Uno de cada tres españoles no lee nunca. El dato corresponde al Barómetro de Hábitos de Lectura y compra de libros en España de 2023, que se presentó hace unos días en la Biblioteca Nacional. Usted, es evidente, no está entre ellos.
El estudio señala dos elementos decisivos en esta evolución negativa: la educación secundaria y la irrupción del teléfono en las aulas.

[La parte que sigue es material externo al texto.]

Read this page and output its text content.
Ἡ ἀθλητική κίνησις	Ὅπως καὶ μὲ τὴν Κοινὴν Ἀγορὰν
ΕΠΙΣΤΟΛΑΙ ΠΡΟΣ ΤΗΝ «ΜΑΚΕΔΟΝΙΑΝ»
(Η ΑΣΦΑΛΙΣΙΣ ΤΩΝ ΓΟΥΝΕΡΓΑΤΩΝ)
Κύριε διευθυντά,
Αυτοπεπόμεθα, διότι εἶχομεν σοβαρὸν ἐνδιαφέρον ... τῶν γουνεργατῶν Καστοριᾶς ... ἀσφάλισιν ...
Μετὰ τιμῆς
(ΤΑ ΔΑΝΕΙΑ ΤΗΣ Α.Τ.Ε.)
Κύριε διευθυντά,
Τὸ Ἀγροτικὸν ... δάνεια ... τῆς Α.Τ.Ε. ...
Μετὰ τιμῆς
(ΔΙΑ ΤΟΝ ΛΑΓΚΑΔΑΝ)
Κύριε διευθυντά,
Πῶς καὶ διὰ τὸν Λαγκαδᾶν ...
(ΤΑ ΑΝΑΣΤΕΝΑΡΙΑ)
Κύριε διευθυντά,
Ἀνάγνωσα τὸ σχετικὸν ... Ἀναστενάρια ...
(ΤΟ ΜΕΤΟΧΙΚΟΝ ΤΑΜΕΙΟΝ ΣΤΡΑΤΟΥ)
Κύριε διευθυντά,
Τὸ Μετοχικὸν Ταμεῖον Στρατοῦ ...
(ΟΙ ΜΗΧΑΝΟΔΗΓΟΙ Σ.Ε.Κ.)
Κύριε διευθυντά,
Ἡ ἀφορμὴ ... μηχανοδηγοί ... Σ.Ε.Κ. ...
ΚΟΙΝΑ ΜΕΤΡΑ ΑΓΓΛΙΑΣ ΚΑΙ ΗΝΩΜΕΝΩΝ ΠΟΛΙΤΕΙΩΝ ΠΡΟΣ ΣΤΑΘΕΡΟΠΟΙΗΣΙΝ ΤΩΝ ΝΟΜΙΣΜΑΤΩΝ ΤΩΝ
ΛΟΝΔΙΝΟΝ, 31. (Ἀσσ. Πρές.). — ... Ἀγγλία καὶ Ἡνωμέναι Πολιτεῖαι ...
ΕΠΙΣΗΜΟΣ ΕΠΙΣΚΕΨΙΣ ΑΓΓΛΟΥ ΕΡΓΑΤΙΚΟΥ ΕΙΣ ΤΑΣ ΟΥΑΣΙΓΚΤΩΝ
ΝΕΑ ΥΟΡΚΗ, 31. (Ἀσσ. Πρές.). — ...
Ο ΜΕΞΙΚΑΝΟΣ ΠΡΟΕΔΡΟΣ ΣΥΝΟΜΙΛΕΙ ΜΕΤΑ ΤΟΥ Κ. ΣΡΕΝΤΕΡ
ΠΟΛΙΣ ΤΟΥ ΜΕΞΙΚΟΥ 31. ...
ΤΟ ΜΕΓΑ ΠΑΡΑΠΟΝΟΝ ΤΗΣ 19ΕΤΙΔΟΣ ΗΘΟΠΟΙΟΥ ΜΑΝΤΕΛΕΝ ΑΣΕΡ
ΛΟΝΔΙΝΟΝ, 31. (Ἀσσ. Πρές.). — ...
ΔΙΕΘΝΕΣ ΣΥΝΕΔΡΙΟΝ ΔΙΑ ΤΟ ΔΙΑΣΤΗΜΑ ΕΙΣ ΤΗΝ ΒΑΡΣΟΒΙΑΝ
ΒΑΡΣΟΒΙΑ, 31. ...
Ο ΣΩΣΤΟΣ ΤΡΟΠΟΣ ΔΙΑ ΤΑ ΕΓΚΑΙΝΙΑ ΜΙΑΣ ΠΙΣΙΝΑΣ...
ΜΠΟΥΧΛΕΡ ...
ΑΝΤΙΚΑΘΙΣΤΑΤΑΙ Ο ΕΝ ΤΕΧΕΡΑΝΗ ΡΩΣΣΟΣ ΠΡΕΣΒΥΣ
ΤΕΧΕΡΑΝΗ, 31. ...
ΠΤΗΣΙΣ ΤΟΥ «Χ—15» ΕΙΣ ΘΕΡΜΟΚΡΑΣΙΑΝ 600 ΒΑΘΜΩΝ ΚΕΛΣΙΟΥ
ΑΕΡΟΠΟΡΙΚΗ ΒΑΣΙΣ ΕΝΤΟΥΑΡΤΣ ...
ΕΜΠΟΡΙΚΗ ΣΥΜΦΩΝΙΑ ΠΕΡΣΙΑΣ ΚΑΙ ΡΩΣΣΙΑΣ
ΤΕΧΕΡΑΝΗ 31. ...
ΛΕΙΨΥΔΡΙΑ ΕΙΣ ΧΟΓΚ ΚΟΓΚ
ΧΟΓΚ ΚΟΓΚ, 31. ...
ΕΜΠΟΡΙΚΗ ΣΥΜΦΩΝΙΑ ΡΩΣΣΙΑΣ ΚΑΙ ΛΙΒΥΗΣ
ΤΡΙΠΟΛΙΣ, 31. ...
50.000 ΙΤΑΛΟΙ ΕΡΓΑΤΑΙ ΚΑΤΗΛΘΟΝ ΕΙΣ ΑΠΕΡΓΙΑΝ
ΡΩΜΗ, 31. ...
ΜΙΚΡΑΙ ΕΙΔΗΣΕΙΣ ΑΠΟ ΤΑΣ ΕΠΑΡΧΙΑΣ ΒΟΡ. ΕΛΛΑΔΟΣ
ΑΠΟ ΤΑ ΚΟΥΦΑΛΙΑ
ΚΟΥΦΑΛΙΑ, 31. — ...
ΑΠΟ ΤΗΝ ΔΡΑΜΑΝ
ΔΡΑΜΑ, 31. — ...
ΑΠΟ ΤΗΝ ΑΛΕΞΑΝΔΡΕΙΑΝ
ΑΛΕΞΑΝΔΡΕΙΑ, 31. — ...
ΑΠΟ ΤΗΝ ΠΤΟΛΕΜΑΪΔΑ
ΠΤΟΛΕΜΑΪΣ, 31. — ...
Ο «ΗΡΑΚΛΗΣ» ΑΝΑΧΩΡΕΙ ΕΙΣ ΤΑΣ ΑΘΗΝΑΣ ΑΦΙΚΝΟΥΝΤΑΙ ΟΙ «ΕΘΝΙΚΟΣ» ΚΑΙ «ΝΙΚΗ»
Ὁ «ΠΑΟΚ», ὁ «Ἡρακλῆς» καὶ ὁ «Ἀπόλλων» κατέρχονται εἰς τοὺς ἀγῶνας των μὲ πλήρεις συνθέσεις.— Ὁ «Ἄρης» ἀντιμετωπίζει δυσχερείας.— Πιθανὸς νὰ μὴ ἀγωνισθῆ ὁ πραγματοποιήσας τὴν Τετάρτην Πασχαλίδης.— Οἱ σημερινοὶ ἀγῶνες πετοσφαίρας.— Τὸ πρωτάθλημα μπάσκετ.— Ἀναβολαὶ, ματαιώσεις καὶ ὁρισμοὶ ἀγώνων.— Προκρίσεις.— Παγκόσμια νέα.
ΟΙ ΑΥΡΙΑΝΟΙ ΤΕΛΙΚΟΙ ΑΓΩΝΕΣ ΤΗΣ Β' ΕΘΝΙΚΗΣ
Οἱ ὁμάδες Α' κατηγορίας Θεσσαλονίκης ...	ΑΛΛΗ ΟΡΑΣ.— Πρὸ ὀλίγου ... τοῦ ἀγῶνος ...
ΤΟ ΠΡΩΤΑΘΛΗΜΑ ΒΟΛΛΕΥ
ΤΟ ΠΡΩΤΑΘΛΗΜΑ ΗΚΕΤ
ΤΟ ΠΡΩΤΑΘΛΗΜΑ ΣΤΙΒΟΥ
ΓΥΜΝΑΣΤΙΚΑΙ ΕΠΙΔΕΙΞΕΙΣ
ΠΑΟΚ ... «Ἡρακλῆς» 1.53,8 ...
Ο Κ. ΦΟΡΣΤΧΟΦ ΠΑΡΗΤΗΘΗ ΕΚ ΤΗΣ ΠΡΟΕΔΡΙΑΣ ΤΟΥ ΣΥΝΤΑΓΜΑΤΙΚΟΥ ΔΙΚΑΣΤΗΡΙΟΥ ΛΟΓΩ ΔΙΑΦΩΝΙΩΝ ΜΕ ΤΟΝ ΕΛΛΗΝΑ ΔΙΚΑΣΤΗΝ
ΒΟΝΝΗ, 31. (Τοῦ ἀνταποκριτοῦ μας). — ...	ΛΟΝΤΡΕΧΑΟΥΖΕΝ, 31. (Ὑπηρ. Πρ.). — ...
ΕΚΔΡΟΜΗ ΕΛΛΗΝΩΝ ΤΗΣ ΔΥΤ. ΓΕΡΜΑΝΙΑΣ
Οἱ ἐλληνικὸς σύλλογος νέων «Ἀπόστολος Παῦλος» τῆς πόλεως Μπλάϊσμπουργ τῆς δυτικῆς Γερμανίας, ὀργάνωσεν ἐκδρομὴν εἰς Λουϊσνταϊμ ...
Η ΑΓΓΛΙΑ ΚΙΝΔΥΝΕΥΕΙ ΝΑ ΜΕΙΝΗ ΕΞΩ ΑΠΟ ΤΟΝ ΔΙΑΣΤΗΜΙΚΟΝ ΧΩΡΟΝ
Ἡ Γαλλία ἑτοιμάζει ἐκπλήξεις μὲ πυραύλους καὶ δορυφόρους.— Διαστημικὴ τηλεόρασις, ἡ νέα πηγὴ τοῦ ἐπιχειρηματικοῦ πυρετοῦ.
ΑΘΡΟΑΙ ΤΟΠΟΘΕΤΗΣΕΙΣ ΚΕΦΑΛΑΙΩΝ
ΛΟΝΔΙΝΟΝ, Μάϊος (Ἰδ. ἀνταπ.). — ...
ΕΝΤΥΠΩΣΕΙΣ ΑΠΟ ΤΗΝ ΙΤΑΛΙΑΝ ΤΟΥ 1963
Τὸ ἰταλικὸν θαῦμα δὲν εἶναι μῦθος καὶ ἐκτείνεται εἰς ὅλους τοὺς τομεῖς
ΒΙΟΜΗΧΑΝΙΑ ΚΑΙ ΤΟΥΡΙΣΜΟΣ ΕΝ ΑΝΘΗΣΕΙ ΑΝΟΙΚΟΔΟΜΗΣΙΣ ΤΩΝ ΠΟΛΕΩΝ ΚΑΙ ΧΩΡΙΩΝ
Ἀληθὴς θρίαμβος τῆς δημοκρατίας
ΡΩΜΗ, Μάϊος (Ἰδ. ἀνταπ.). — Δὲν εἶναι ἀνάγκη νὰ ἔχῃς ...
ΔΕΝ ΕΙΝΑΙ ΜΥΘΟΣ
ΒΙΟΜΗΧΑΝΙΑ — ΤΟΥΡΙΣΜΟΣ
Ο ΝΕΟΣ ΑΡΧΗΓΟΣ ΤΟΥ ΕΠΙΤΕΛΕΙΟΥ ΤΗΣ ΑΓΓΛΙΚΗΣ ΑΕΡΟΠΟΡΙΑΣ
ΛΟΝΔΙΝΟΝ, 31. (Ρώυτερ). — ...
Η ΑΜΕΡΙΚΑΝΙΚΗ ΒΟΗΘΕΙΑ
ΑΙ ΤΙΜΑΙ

Sea como fuere, la sociedad camina hacia una incultura iletrada, lo que no equivale con exactitud, aunque algunos creamos que se aproxime, a ignorancia, analfabetismo, rudeza, tosquedad, atraso, barbarie. Los nuevos aprendizajes emergen en de hábitos sociales que nos aproximan a una nueva suerte de ser o estar en el mundo, donde el acercamiento a los conocimientos se produce por métodos muy alejados de los que hasta ahora conocíamos como educativos, con base en la familia, el entorno, los valores religiosos y un sistema formativo casi siempre mejorable. Los ejemplos de los parientes, de los vecinos, de los maestros, sus exigencias, adquirían un protagonismo cierto en la adquisición de saberes que se consideraban útiles para la vida, para la superación y para el desarrollo individual y de la comunidad.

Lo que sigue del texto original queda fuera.